L'Occidente ignora le proteste degli iraniani, contro il regime degli ayatollah, per non compromettere i negoziati sul nucleare.

Gerusalemme – **Continuano le manifestazioni in Iran contro il regime degli *****ayatollah*****.** È ormai da questa estate che gli iraniani scendono per le strade al grido di «Abbasso il *leader* supremo Khamenei», ma l’Occidente sembra volutamente ignorarli. **Lo scorso venerdì, per la seconda settimana consecutiva, la popolazione ha nuovamente manifestato pacificamente a Isfahan contro la carenza d’acqua, accusando il regime di essere responsabile del declino socio-economico del Paese.** Non riuscendo a fermare le proteste, la polizia è intervenuta violentemente, ferendo una cinquantina di dimostranti (molti sono rimasti ciechi da un occhio), uccidendone almeno tre e arrestandone più di duecento (inclusi tredici minorenni). I manifestanti hanno pertanto reagito lanciando pietre contro le forze di sicurezza, bruciando almeno una motocicletta della polizia e gridando slogan anti-governativi. Nei video postati *online* da attivisti iraniani, si vedono i dimostranti urlare all’unisono: «Non abbiamo paura! Siamo tutti insieme», «Siamo tutti qui per combattere contro il *leader* », «Basta con Khamenei» e poi ancora «Vergognati Khamenei per le tue menzogne, il sangue della nostra gioventù cola dai tuoi artigli».
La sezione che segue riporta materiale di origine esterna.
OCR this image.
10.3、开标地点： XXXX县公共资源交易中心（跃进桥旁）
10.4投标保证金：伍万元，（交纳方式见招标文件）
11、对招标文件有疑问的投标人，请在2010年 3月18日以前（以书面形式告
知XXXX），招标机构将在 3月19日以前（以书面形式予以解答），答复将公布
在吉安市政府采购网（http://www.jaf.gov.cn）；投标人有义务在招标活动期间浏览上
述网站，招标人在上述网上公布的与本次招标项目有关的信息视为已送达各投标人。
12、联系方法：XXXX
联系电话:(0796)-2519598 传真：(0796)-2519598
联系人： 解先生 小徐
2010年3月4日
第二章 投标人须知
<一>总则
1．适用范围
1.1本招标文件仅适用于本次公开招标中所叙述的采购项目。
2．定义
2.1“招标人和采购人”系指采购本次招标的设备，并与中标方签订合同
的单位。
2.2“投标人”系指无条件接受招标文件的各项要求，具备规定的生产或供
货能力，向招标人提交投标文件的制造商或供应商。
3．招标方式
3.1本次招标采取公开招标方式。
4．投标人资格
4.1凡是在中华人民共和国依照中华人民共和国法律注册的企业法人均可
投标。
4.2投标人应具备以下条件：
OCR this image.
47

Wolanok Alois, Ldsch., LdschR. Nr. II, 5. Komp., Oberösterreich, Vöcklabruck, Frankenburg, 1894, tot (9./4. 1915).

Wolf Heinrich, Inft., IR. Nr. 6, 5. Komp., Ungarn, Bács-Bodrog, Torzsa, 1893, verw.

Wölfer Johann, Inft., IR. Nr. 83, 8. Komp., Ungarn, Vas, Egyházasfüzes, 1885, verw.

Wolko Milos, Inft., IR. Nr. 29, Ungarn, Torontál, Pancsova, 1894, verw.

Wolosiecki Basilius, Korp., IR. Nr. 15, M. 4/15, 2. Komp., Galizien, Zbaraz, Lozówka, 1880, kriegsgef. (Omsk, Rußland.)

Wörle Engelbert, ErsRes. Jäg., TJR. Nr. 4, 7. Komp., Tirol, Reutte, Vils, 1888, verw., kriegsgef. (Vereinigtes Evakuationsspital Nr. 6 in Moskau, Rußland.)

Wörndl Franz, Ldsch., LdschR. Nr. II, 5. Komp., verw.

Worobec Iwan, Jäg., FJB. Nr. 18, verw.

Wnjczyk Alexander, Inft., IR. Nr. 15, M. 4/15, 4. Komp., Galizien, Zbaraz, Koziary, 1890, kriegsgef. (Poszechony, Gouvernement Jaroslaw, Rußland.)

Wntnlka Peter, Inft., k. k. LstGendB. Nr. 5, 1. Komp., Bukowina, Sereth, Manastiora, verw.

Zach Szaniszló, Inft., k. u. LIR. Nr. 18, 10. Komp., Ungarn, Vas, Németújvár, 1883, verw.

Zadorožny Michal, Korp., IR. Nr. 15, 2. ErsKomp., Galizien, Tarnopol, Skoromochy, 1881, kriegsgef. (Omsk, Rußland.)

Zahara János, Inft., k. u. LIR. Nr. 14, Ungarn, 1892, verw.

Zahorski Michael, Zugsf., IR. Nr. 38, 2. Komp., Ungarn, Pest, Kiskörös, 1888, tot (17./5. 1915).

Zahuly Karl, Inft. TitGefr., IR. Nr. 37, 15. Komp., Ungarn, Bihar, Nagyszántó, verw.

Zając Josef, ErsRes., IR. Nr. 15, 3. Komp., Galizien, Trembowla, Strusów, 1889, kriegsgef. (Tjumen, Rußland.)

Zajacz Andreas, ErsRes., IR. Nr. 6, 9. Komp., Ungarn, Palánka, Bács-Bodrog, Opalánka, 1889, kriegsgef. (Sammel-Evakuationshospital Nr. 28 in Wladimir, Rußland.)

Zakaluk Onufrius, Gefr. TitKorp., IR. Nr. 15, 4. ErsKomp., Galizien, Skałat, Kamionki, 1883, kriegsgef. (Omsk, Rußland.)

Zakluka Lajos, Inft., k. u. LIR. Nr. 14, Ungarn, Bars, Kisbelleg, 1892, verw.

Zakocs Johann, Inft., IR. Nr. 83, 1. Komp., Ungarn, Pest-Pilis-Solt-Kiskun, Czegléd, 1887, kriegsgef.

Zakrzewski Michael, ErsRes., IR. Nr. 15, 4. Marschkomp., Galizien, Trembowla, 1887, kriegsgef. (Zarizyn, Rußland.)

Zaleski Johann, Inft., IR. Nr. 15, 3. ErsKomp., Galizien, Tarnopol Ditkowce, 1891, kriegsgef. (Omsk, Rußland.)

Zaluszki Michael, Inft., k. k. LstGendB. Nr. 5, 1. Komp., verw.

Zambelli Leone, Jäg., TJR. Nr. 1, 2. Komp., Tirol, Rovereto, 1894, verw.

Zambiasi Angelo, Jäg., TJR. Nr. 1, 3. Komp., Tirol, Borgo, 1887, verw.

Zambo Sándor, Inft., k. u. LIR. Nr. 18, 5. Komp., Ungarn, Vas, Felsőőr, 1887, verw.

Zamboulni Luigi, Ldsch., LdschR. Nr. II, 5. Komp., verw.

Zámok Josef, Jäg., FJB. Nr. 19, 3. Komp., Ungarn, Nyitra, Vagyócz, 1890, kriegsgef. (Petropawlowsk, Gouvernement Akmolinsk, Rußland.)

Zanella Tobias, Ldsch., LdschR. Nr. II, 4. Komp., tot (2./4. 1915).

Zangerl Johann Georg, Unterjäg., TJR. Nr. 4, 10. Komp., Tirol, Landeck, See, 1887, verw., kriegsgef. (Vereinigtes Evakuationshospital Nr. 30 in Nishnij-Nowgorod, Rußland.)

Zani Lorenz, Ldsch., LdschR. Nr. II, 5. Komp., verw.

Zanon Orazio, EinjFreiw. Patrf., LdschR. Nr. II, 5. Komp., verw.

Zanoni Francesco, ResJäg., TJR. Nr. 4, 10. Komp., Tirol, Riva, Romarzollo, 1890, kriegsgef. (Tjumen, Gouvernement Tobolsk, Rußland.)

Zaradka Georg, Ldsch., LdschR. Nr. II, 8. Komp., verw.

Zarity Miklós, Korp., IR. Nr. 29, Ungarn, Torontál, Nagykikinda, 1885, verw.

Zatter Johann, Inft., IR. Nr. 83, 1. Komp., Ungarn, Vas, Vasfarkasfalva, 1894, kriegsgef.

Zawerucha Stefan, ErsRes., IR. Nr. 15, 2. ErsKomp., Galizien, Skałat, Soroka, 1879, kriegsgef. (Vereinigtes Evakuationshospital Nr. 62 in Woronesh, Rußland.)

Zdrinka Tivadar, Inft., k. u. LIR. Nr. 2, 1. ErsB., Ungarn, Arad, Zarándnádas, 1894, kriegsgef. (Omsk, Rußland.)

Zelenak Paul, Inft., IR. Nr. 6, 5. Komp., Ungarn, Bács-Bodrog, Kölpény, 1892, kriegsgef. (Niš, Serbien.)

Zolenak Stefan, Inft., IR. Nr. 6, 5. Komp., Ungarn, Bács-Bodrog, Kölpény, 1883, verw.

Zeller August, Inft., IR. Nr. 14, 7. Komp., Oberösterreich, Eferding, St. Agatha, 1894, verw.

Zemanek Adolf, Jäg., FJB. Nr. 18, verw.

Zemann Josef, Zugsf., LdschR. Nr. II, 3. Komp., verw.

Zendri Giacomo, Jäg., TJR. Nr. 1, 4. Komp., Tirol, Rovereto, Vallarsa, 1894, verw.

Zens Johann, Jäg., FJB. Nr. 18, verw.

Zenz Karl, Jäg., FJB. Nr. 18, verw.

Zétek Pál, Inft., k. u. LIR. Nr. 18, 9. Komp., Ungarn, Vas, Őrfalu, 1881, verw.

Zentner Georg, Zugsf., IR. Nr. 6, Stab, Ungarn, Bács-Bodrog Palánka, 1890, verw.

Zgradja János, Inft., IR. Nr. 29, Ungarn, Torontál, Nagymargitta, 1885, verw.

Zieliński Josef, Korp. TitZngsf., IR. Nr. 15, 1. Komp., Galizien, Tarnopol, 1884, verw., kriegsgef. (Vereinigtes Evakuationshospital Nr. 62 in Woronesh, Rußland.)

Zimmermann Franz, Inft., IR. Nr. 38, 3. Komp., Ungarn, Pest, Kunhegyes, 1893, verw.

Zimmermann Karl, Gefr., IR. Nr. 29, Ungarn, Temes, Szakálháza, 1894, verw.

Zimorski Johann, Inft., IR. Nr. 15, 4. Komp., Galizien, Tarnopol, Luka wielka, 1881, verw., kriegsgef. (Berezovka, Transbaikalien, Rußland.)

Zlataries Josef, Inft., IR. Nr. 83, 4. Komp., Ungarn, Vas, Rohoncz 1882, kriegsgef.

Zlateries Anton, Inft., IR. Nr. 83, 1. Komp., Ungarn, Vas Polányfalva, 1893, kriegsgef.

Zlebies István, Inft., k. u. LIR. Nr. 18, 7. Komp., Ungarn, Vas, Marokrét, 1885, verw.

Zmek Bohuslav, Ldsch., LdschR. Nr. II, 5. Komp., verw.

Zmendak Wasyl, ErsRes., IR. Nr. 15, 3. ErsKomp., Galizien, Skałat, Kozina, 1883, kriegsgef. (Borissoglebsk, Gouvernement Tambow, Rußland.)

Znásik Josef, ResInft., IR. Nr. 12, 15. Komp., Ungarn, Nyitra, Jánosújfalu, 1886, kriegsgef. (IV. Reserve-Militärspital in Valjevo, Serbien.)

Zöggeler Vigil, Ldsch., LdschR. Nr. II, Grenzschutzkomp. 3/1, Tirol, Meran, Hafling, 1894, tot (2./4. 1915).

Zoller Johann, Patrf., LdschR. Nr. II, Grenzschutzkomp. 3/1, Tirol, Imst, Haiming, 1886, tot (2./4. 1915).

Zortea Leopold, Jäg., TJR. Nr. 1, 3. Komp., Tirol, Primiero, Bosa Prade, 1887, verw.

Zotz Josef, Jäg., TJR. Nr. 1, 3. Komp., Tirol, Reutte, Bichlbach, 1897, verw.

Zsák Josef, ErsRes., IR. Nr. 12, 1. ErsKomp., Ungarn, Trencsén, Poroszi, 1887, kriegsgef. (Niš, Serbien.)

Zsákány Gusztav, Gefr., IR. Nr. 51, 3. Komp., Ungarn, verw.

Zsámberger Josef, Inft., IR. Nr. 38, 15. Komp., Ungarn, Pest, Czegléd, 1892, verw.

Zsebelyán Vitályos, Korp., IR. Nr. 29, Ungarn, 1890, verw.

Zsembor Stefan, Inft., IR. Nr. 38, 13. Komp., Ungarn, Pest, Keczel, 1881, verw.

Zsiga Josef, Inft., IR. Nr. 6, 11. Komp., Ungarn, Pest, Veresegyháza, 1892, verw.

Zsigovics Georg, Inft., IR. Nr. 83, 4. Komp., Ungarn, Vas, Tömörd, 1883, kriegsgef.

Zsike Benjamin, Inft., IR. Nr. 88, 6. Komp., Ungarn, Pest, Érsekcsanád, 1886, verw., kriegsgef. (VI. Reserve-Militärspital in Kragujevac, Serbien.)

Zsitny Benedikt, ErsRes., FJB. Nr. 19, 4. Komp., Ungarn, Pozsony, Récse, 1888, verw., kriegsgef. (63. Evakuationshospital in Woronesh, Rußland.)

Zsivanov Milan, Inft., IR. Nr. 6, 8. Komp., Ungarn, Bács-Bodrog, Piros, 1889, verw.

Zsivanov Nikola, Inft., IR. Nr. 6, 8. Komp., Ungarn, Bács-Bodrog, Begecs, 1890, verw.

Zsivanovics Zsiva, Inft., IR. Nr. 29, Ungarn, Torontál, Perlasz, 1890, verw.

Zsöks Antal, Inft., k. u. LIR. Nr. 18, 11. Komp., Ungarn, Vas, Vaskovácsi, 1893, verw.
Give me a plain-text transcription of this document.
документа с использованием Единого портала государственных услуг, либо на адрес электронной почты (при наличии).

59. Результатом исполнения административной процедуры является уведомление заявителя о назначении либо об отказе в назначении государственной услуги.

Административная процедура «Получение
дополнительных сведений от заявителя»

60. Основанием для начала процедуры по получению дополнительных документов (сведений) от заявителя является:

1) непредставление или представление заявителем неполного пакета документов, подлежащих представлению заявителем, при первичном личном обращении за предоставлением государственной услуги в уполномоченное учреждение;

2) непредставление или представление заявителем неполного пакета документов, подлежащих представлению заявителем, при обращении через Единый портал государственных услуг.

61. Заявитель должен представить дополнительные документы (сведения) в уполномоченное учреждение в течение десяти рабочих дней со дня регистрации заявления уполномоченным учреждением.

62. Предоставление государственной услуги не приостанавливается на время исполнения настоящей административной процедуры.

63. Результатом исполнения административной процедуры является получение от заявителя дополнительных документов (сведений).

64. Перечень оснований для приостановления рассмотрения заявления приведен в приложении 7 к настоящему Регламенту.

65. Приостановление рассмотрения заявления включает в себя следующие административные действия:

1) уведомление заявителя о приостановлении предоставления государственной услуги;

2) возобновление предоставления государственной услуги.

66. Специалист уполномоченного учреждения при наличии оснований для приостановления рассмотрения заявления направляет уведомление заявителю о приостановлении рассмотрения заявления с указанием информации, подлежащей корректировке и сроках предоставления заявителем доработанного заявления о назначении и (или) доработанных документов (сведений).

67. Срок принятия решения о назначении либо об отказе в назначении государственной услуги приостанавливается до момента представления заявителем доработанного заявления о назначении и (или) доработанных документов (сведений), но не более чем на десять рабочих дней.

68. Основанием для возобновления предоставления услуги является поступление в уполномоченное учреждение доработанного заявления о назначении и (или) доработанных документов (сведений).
**Il giorno dopo il quotidiano iraniano “Kayhan”, controllato dal regime, ha descritto i manifestanti di Isfahan come «delinquenti pagati» dall’Occidente** e «truppe combattenti a piedi degli Stati Uniti», istruite per «seminare il caos» alla vigilia dei negoziati per gli accordi sul nucleare, che sono ripresi lo scorso 29 novembre a Vienna. **Nonostante la palese e continua violazione dei diritti umani da parte del regime degli *****ayatollah*****, gli Stati Uniti non hanno fatto pressione sull’Iran durante i negoziati ancora in corso.** Anzi, è stato l’Iran a fare la voce grossa e a far capire che Teheran non ha intenzione di essere flessibile, richiedendo così la rimozione di tutte le «disumane» sanzioni. Il ministro degli Affari esteri iraniano, Hossein Amir-Abdollahian, ha poi dichiarato: «Gli Stati Uniti non riescono ancora a comprendere correttamente il fatto che non c’è modo di tornare all’accordo senza una revoca verificabile ed efficace di tutte le sanzioni imposte alla nazione iraniana… Questa opportunità non è una finestra che può rimanere aperta per sempre».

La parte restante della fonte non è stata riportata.